We’ve had digital calendars to help schedule our time for a few years now, and by this point we’re generally pretty good at allowing for things like travel time, delays and overrunning meetings.
However, we’re still surprisingly bad at allowing for, let alone even recognising, recovery time.
One of Paul Graham’s much-cited essays ‘Maker Schedule, Manager Schedule’ is a good way of thinking about how to better run our schedules and the cognitive overhead of context switching, but there’s still more we can do when it comes to allowing for recovery time.
A good start point is to recognise the different levels of rest we need.
Here’s an example:
I really love to teach and facilitate workshops.
Most of the groups I teach are around 20 people, although sometimes they’re as large as 250.
After almost every session I need an hour or two of downtime to re-energise and replenish whatever I’ve put into the class.

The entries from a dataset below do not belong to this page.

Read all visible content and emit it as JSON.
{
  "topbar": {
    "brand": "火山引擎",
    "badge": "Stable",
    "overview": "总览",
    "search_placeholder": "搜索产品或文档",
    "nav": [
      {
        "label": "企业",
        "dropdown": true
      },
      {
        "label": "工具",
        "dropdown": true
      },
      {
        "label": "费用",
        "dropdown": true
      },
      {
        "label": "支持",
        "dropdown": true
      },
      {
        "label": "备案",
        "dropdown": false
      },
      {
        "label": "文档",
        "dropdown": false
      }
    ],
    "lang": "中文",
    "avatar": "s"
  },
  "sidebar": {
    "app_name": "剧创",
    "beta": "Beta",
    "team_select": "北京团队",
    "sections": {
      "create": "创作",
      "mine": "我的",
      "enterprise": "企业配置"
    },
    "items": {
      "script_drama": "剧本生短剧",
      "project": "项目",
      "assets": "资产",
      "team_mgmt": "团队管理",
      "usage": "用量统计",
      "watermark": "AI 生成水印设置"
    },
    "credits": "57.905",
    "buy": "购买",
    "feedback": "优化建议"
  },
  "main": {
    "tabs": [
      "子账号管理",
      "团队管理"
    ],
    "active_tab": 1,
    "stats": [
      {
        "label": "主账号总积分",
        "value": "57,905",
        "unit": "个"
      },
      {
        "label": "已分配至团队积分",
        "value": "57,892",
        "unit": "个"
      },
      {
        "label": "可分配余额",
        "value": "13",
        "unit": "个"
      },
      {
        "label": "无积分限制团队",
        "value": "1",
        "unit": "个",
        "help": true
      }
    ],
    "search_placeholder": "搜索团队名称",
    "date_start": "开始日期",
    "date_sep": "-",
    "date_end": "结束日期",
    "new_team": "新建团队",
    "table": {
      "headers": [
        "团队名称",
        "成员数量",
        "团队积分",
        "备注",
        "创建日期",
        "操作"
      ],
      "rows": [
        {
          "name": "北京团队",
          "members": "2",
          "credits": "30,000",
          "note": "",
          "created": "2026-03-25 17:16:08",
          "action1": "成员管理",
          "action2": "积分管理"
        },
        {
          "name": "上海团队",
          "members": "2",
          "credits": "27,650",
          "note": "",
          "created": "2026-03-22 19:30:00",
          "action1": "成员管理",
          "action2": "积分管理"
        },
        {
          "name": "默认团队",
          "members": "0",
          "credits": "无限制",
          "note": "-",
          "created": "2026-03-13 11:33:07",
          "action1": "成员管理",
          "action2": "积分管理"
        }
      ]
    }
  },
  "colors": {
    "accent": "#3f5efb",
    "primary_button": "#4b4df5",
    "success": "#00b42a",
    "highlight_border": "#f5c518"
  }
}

The size of the group rarely matters – I still need that time.
Meanwhile, one of my fellow teachers racks up 100+ sessions a year and hardly ever feels tired, drained or blocked.
On the flip side, in my coaching class a number of my peers have noticed how tired they feel after a 1:1 coaching session. They need to build in recovery time for themselves.
On the other hand, I often leave a session feeling more energised when I started. A 5 minute walk, if that, is all I need to be ready to go again.
Two related activities, two very different outcomes. Two very different calendar setups.
If we’re going ice bathing with Wim Hof or taking on our first marathon, we know we’ll probably need significant recovery time.
But what about the activities that we take on more regularly in our working lives that still challenge us?
A tricky board meeting, public speaking on a new topic, debugging some complex code?
It’s probably worth pausing the Tetris game and adding a few different kind of blocks: rest, recovery, reflection.